Safe to update separate regions of a BufferedImage in separate threads?

蹲街弑〆低调 提交于 2019-12-05 10:55:55

Have you looked into using JAI to manage your 'subimages' as tiles? It seems like a better use of resources if you don't have to hang onto the original image BufferedImage instance as well as all its subImage BufferedImage instance. Information about JAI can be found here: JAI README

There is a class, TiledImage, which implements the RenderedImage interface (giving it a common ancestor with BufferedImage). According to the JAI documentation:

The use of tiling also facilitates the use of multiple threads for computation. Previously allocated tiles may also be re-used to save memory.

Using one of these implementations of RenderedImage is often preferrable to a BufferedImage anyway, since the BufferedImage maintains an image snapshot in memory for the entire image. JAI uses a rendering chain and can recycle tiles as needed to fit memory constraints.

That's a good analysis, and it sounds correct to me. There is no shared data, so concurrent access should be fine. However, you need some kind of guarantee to be sure, more than a educated guess that it should work. Even if you find a statement saying "BufferedImage is designed to be used concurrently" - there is no guarantee that this is the case in practice.

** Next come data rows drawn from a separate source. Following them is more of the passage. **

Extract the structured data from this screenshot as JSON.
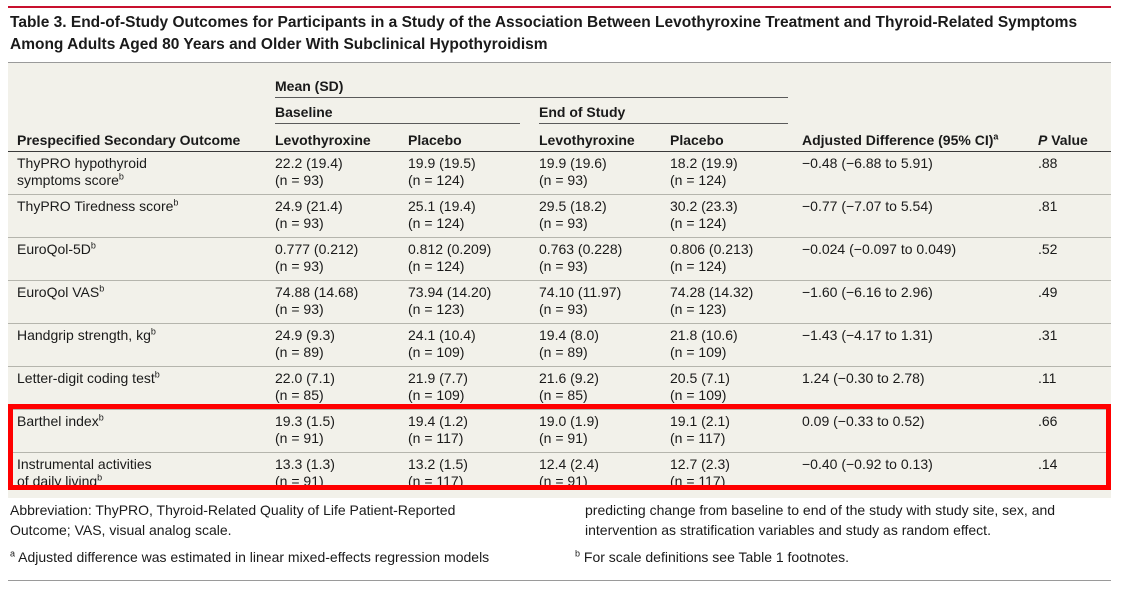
{
  "title_line1": "Table 3. End-of-Study Outcomes for Participants in a Study of the Association Between Levothyroxine Treatment and Thyroid-Related Symptoms",
  "title_line2": "Among Adults Aged 80 Years and Older With Subclinical Hypothyroidism",
  "header": {
    "mean_sd": "Mean (SD)",
    "baseline": "Baseline",
    "end_of_study": "End of Study",
    "outcome": "Prespecified Secondary Outcome",
    "levo": "Levothyroxine",
    "placebo": "Placebo",
    "adj_diff": "Adjusted Difference (95% CI)",
    "adj_diff_sup": "a",
    "p": "P",
    "p_value": " Value"
  },
  "rows": [
    {
      "outcome1": "ThyPRO hypothyroid",
      "outcome2": "symptoms score",
      "sup": "b",
      "bl_levo": "22.2 (19.4)",
      "bl_levo_n": "(n = 93)",
      "bl_plac": "19.9 (19.5)",
      "bl_plac_n": "(n = 124)",
      "es_levo": "19.9 (19.6)",
      "es_levo_n": "(n = 93)",
      "es_plac": "18.2 (19.9)",
      "es_plac_n": "(n = 124)",
      "diff": "−0.48 (−6.88 to 5.91)",
      "p": ".88"
    },
    {
      "outcome1": "ThyPRO Tiredness score",
      "outcome2": "",
      "sup": "b",
      "bl_levo": "24.9 (21.4)",
      "bl_levo_n": "(n = 93)",
      "bl_plac": "25.1 (19.4)",
      "bl_plac_n": "(n = 124)",
      "es_levo": "29.5 (18.2)",
      "es_levo_n": "(n = 93)",
      "es_plac": "30.2 (23.3)",
      "es_plac_n": "(n = 124)",
      "diff": "−0.77 (−7.07 to 5.54)",
      "p": ".81"
    },
    {
      "outcome1": "EuroQol-5D",
      "outcome2": "",
      "sup": "b",
      "bl_levo": "0.777 (0.212)",
      "bl_levo_n": "(n = 93)",
      "bl_plac": "0.812 (0.209)",
      "bl_plac_n": "(n = 124)",
      "es_levo": "0.763 (0.228)",
      "es_levo_n": "(n = 93)",
      "es_plac": "0.806 (0.213)",
      "es_plac_n": "(n = 124)",
      "diff": "−0.024 (−0.097 to 0.049)",
      "p": ".52"
    },
    {
      "outcome1": "EuroQol VAS",
      "outcome2": "",
      "sup": "b",
      "bl_levo": "74.88 (14.68)",
      "bl_levo_n": "(n = 93)",
      "bl_plac": "73.94 (14.20)",
      "bl_plac_n": "(n = 123)",
      "es_levo": "74.10 (11.97)",
      "es_levo_n": "(n = 93)",
      "es_plac": "74.28 (14.32)",
      "es_plac_n": "(n = 123)",
      "diff": "−1.60 (−6.16 to 2.96)",
      "p": ".49"
    },
    {
      "outcome1": "Handgrip strength, kg",
      "outcome2": "",
      "sup": "b",
      "bl_levo": "24.9 (9.3)",
      "bl_levo_n": "(n = 89)",
      "bl_plac": "24.1 (10.4)",
      "bl_plac_n": "(n = 109)",
      "es_levo": "19.4 (8.0)",
      "es_levo_n": "(n = 89)",
      "es_plac": "21.8 (10.6)",
      "es_plac_n": "(n = 109)",
      "diff": "−1.43 (−4.17 to 1.31)",
      "p": ".31"
    },
    {
      "outcome1": "Letter-digit coding test",
      "outcome2": "",
      "sup": "b",
      "bl_levo": "22.0 (7.1)",
      "bl_levo_n": "(n = 85)",
      "bl_plac": "21.9 (7.7)",
      "bl_plac_n": "(n = 109)",
      "es_levo": "21.6 (9.2)",
      "es_levo_n": "(n = 85)",
      "es_plac": "20.5 (7.1)",
      "es_plac_n": "(n = 109)",
      "diff": "1.24 (−0.30 to 2.78)",
      "p": ".11"
    },
    {
      "outcome1": "Barthel index",
      "outcome2": "",
      "sup": "b",
      "bl_levo": "19.3 (1.5)",
      "bl_levo_n": "(n = 91)",
      "bl_plac": "19.4 (1.2)",
      "bl_plac_n": "(n = 117)",
      "es_levo": "19.0 (1.9)",
      "es_levo_n": "(n = 91)",
      "es_plac": "19.1 (2.1)",
      "es_plac_n": "(n = 117)",
      "diff": "0.09 (−0.33 to 0.52)",
      "p": ".66"
    },
    {
      "outcome1": "Instrumental activities",
      "outcome2": "of daily living",
      "sup": "b",
      "bl_levo": "13.3 (1.3)",
      "bl_levo_n": "(n = 91)",
      "bl_plac": "13.2 (1.5)",
      "bl_plac_n": "(n = 117)",
      "es_levo": "12.4 (2.4)",
      "es_levo_n": "(n = 91)",
      "es_plac": "12.7 (2.3)",
      "es_plac_n": "(n = 117)",
      "diff": "−0.40 (−0.92 to 0.13)",
      "p": ".14"
    }
  ],
  "footnotes": {
    "abbrev_line1": "Abbreviation: ThyPRO, Thyroid-Related Quality of Life Patient-Reported",
    "abbrev_line2": "Outcome; VAS, visual analog scale.",
    "a_sup": "a",
    "a_text": " Adjusted difference was estimated in linear mixed-effects regression models",
    "right_line1": "predicting change from baseline to end of the study with study site, sex, and",
    "right_line2": "intervention as stratification variables and study as random effect.",
    "b_sup": "b",
    "b_text": " For scale definitions see Table 1 footnotes."
  },
  "colors": {
    "title_rule": "#c8102e",
    "panel_bg": "#f2f1ea",
    "highlight_box": "#ff0000"
  }
}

To be as sure as you can be, you can write a concurrent unit test using ConTest. The concurrent test harness instruments your code and injects artificially induced context switches to expose concurrency bugs. This will test the BufferedImage code and your own code, so you can have a high degree of confidence that it is thread safe.

I haven't found any clear evidence of thread safety of BufferedImage, but you probably can solve your problem the next way:

Instead of simultaneous processing of subimages by different workers, try to process many images in the way that every worker consumes different subimages of the same image. The same worker will be processing subimages of the same image, but sequentially.

Your workers would be busy until there are less images than workers remained.

Revert this problem:

        W1       W2      W3
Img1 |-------|-------|-------|
        W1       W2      W3
Img2 |-------|-------|-------|
To:
        W1       W1      W1
Img1 |-------|-------|-------|
        W2       W2      W2
Img2 |-------|-------|-------|
    

If none of these answers satisfy (enough) you could do something that will conclusively settle the question at a heavy(?) price.

Examine the source for BufferedImage, DataBuffer, Raster, etc. It's the only way.